Während der demissionierte Finanzminister Rolf Dahlgrün im Revier Königsmoor auf der Lüneburger Heide dem Niederwild nachstellte, rang sein Nachlaßverwalter Schmücker mit sich und den Parteifreunden, wie der Milliarden-Fehlbetrag in dem 2700 Seiten dicken und neun Pfund schweren Schicksalsbuch der Nation zu tilgen sei.

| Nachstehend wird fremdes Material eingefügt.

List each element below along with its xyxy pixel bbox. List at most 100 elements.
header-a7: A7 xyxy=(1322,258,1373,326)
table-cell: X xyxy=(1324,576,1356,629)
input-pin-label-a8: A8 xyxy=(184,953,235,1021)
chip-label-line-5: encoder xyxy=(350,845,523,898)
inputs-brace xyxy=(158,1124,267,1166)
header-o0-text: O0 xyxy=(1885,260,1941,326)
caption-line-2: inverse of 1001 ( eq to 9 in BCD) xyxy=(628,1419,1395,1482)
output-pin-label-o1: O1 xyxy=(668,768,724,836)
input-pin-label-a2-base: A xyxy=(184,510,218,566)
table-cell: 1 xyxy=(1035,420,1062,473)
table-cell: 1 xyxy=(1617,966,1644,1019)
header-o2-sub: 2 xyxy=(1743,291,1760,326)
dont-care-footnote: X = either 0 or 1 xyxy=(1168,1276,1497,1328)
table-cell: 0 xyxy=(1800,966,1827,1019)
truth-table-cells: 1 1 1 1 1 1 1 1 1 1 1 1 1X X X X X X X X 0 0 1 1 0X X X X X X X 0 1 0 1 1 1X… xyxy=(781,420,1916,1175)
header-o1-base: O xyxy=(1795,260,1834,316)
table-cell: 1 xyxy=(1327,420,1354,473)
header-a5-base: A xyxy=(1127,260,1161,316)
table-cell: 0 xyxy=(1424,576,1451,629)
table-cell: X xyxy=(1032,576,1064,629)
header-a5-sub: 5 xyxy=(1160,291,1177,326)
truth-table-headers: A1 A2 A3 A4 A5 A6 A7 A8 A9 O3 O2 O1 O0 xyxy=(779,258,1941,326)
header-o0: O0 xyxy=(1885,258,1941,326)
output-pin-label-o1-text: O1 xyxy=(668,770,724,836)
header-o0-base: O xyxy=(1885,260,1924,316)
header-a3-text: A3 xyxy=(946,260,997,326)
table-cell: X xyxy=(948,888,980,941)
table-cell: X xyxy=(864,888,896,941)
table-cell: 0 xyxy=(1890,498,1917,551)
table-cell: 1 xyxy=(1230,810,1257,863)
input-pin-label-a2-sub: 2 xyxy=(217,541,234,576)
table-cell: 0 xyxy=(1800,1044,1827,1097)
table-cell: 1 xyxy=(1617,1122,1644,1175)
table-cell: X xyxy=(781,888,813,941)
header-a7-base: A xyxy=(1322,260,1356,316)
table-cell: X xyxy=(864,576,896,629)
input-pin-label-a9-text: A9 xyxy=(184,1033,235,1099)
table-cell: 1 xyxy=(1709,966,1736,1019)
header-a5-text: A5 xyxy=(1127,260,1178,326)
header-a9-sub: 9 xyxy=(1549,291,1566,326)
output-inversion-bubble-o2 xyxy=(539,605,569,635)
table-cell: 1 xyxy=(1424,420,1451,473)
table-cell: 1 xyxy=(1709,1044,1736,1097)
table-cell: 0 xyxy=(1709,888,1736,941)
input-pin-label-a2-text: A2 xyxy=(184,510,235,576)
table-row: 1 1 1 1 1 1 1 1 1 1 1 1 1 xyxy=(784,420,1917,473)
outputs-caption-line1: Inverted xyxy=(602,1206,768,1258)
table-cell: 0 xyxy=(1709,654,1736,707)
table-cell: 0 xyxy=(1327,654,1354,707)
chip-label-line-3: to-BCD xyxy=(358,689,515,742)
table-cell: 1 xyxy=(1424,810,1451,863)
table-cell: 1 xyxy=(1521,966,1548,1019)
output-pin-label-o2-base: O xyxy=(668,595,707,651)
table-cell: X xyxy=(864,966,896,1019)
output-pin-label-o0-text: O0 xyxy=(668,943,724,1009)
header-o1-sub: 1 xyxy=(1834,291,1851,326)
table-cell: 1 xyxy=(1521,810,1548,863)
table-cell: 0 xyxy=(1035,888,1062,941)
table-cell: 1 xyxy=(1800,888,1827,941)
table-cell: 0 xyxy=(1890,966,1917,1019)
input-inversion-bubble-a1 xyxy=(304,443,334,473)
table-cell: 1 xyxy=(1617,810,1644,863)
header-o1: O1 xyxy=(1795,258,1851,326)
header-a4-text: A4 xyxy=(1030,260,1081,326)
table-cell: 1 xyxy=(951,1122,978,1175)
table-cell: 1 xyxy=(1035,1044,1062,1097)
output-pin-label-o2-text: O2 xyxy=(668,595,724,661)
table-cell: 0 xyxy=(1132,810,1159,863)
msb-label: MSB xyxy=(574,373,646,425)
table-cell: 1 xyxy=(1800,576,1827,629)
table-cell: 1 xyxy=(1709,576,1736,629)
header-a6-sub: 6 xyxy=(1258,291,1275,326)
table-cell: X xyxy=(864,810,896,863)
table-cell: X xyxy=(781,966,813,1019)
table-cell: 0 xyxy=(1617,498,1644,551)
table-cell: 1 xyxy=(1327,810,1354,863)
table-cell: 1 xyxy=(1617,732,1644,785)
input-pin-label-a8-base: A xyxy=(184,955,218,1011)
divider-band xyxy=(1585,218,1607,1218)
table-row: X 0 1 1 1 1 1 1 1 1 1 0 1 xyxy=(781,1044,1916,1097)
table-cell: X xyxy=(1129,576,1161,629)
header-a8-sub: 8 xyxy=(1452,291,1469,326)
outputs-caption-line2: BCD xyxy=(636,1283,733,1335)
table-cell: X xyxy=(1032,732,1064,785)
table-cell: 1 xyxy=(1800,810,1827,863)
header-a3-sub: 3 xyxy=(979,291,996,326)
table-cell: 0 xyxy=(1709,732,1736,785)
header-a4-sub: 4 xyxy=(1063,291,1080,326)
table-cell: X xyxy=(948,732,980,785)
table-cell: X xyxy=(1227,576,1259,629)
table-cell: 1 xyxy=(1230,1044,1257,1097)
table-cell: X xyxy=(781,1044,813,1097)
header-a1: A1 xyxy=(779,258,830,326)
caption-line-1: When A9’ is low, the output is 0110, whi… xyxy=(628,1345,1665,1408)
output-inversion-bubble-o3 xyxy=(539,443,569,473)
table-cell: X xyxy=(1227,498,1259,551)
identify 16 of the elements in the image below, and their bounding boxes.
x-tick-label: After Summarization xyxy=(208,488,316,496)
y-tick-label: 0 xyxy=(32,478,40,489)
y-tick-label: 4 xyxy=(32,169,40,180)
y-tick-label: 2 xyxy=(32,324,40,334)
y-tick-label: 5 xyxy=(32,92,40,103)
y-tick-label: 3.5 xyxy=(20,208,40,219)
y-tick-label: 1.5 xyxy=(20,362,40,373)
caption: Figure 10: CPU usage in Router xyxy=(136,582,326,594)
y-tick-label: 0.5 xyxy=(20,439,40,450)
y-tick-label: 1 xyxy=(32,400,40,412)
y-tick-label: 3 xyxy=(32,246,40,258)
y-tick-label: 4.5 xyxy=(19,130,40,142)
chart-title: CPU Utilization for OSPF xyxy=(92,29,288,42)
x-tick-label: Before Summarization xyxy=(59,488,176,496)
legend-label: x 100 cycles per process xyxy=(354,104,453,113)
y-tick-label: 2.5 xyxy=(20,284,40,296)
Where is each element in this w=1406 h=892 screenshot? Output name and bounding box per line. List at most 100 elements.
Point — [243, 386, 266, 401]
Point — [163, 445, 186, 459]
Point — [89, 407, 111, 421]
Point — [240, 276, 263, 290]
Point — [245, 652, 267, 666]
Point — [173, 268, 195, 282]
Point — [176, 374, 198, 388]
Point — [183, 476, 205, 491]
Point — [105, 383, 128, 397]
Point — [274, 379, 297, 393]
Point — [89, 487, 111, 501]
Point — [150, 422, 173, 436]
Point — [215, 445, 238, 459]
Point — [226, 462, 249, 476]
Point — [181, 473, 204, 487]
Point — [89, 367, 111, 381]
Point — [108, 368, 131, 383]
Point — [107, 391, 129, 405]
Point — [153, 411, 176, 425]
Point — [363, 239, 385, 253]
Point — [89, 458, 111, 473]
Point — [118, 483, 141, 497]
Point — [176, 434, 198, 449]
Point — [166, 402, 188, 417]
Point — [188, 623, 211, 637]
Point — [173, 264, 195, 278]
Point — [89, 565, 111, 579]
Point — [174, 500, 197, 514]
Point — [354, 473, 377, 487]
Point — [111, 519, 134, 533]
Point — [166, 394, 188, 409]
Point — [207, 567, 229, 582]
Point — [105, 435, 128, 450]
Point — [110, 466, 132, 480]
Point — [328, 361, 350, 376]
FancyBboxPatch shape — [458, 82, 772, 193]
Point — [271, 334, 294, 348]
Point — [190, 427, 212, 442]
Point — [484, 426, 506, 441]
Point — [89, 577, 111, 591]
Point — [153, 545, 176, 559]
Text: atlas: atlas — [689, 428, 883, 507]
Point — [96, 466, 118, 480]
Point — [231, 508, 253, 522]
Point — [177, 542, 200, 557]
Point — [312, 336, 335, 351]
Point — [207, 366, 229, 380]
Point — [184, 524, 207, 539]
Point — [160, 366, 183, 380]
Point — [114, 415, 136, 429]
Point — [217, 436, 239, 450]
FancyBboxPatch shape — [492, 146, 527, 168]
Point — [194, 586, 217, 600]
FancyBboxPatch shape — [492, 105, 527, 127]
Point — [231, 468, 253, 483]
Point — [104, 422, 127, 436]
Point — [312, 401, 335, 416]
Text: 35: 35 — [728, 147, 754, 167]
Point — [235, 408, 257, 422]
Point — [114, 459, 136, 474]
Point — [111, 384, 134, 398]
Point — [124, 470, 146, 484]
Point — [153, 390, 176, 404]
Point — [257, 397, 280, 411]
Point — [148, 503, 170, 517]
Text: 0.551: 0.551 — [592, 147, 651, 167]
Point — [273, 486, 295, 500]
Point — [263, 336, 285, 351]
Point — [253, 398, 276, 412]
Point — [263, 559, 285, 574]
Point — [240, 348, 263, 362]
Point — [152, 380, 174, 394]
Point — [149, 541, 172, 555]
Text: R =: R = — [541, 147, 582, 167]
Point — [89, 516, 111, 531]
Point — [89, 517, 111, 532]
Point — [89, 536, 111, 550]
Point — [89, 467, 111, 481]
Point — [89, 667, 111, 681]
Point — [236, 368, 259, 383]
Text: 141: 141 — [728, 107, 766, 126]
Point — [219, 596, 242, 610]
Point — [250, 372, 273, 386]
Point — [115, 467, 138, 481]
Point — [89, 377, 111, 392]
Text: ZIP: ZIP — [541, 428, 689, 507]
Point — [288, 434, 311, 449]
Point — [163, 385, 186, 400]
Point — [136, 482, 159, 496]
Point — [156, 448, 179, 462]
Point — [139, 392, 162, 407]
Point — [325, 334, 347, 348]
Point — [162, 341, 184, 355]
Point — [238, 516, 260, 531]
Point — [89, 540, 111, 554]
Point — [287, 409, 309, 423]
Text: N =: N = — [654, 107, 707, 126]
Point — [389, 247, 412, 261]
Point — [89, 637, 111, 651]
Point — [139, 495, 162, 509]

Die Bundesregierung war sehenden Auges in die große Finanzkrise gefahren. Bereits im September, bei der Beratung des Haushaltsentwurfs für 1967, war bekannt, daß Devisenzahlungen an die USA in einer Größenordnung von nahezu zwei Milliarden Mark 1967 fällig werden. Desgleichen wußte die Bundesregierung, daß die Länder auf ihren ursprünglichen Anteil an der Einkommen- und Körperschaftsteuer von 65 Prozent pochen würden, der drei Jahre lang durch Gesetz auf 61 Prozent begrenzt worden war. Schließlich vergaßen sie, daß wegen der derzeit ruhigeren Konjunktur im kommenden Jahr weniger Steuern anfallen werden als erwartet.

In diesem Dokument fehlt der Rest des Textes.